The United States announced on Friday it was imposing its largest package of sanctions aimed at getting North Korea to give up its nuclear and missile programs.

On Sunday, North Korean state media accused the United States of provoking confrontation on the Korean peninsula with the sanctions.

The White House said its sanctions would continue.

“We will see if Pyongyang’s message today, that it is willing to hold talks, represents the first steps along the path to denuclearization,” the White House said in a statement.

Kim Jong-un has repeated and emphatically made it clear that North Korea would never give up its nuclear program under any circumstances. So the idea of talks is a non-starter. North Korea knew this when they made the offer to talk. Not only that, they knew the US would respond to their offer by insisting they give up their nukes. And we knew they knew what the outcome would be.

So both sides played their little diplomatic game North Korea scored some propaganda points with their targeted audience - South Korean citizens. And the US maintained their hard line on the North's nuclear program.

But Kim's broader strategy of trying to drive a wedge between the US and South Korea appears to be working. President Moon has embraced the delusional notion that the visit by North Koreans during the Olympics was some kind of breakthrough. It isn't. Kim knows that as long as he appears to be talking to the South, Trump will almost certainly not attack.
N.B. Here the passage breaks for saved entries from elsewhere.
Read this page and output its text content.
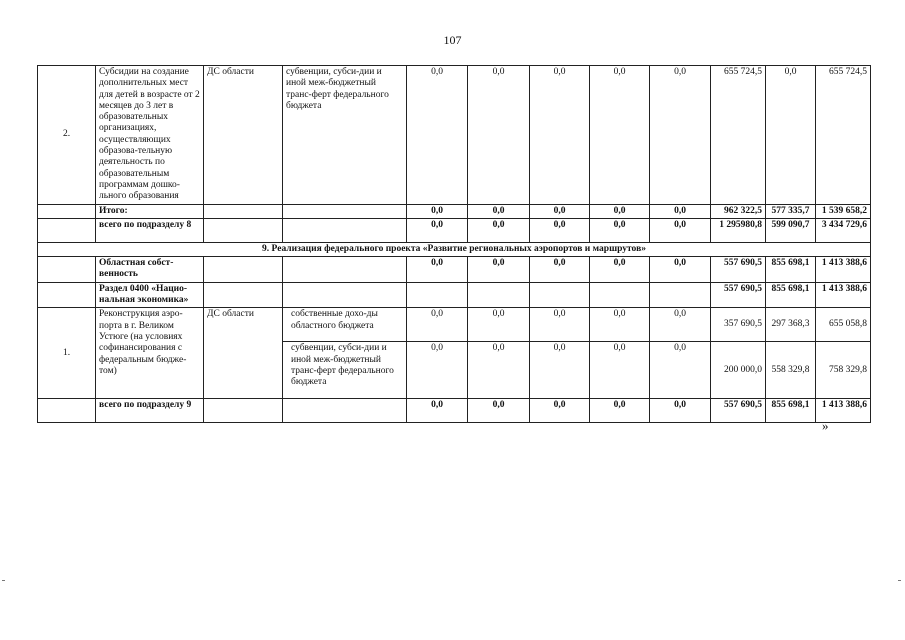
107
2.	Субсидии на создание дополнительных мест для детей в возрасте от 2 месяцев до 3 лет в образовательных организациях, осуществляющих образова-тельную деятельность по образовательным программам дошко-льного образования	ДС области	субвенции, субси-дии и иной меж-бюджетный транс-ферт федерального бюджета	0,0	0,0	0,0	0,0	0,0	655 724,5	0,0	655 724,5
	Итого:			0,0	0,0	0,0	0,0	0,0	962 322,5	577 335,7	1 539 658,2
	всего по подразделу 8			0,0	0,0	0,0	0,0	0,0	1 295980,8	599 090,7	3 434 729,6
9. Реализация федерального проекта «Развитие региональных аэропортов и маршрутов»											
	Областная собст-венность			0,0	0,0	0,0	0,0	0,0	557 690,5	855 698,1	1 413 388,6
	Раздел 0400 «Нацио-нальная экономика»								557 690,5	855 698,1	1 413 388,6
1.	Реконструкция аэро-порта в г. Великом Устюге (на условиях софинансирования с федеральным бюдже-том)	ДС области	собственные дохо-ды областного бюджета	0,0	0,0	0,0	0,0	0,0	357 690,5	297 368,3	655 058,8
			субвенции, субси-дии и иной меж-бюджетный транс-ферт федерального бюджета	0,0	0,0	0,0	0,0	0,0	200 000,0	558 329,8	758 329,8
	всего по подразделу 9			0,0	0,0	0,0	0,0	0,0	557 690,5	855 698,1	1 413 388,6
»
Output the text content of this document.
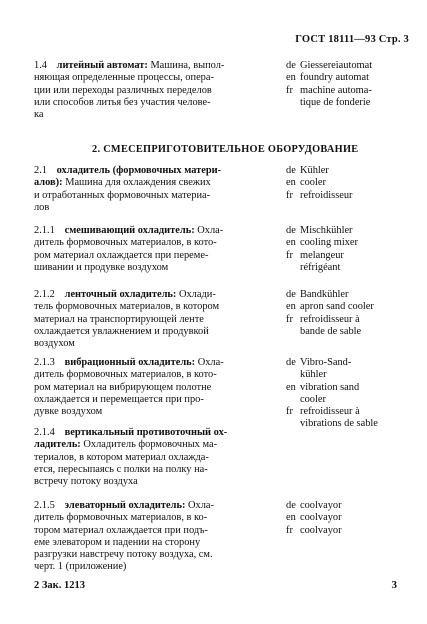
ГОСТ 18111—93 Стр. 3
1.4 литейный автомат: Машина, выпол-
няющая определенные процессы, опера-
ции или переходы различных переделов
или способов литья без участия челове-
ка
de Giessereiautomat
en foundry automat
fr machine automa-
tique de fonderie
2. СМЕСЕПРИГОТОВИТЕЛЬНОЕ ОБОРУДОВАНИЕ
2.1 охладитель (формовочных матери-
алов): Машина для охлаждения свежих
и отработанных формовочных материа-
лов
de Kühler
en cooler
fr refroidisseur
2.1.1 смешивающий охладитель: Охла-
дитель формовочных материалов, в кото-
ром материал охлаждается при переме-
шивании и продувке воздухом
de Mischkühler
en cooling mixer
fr melangeur
réfrigéant
2.1.2 ленточный охладитель: Охлади-
тель формовочных материалов, в котором
материал на транспортирующей ленте
охлаждается увлажнением и продувкой
воздухом
de Bandkühler
en apron sand cooler
fr refroidisseur à
bande de sable
2.1.3 вибрационный охладитель: Охла-
дитель формовочных материалов, в кото-
ром материал на вибрирующем полотне
охлаждается и перемещается при про-
дувке воздухом
de Vibro-Sand-
kühler
en vibration sand
cooler
fr refroidisseur à
vibrations de sable
2.1.4 вертикальный противоточный ох-
ладитель: Охладитель формовочных ма-
териалов, в котором материал охлажда-
ется, пересыпаясь с полки на полку на-
встречу потоку воздуха
2.1.5 элеваторный охладитель: Охла-
дитель формовочных материалов, в ко-
тором материал охлаждается при подъ-
еме элеватором и падении на сторону
разгрузки навстречу потоку воздуха, см.
черт. 1 (приложение)
de coolvayor
en coolvayor
fr coolvayor
2 Зак. 1213	3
It is in Moon's interests to maintain this fiction because a US attack would almost certainly see North Korea retaliate against the South, causing widespread devastation.

The US just imposed more sanctions on North Korea and there's a pretty good chance that the US Navy is going to be stopping and boarding ships carrying anything to North Korea. Since most of the ships are Chinese, Beijing is not thrilled with this plan. But Trump seems determined to halt the two faced Chinese policy where they publicly support sanctions but try to get around them surreptitiously.

All of this leads where? I doubt that the president even knows that yet.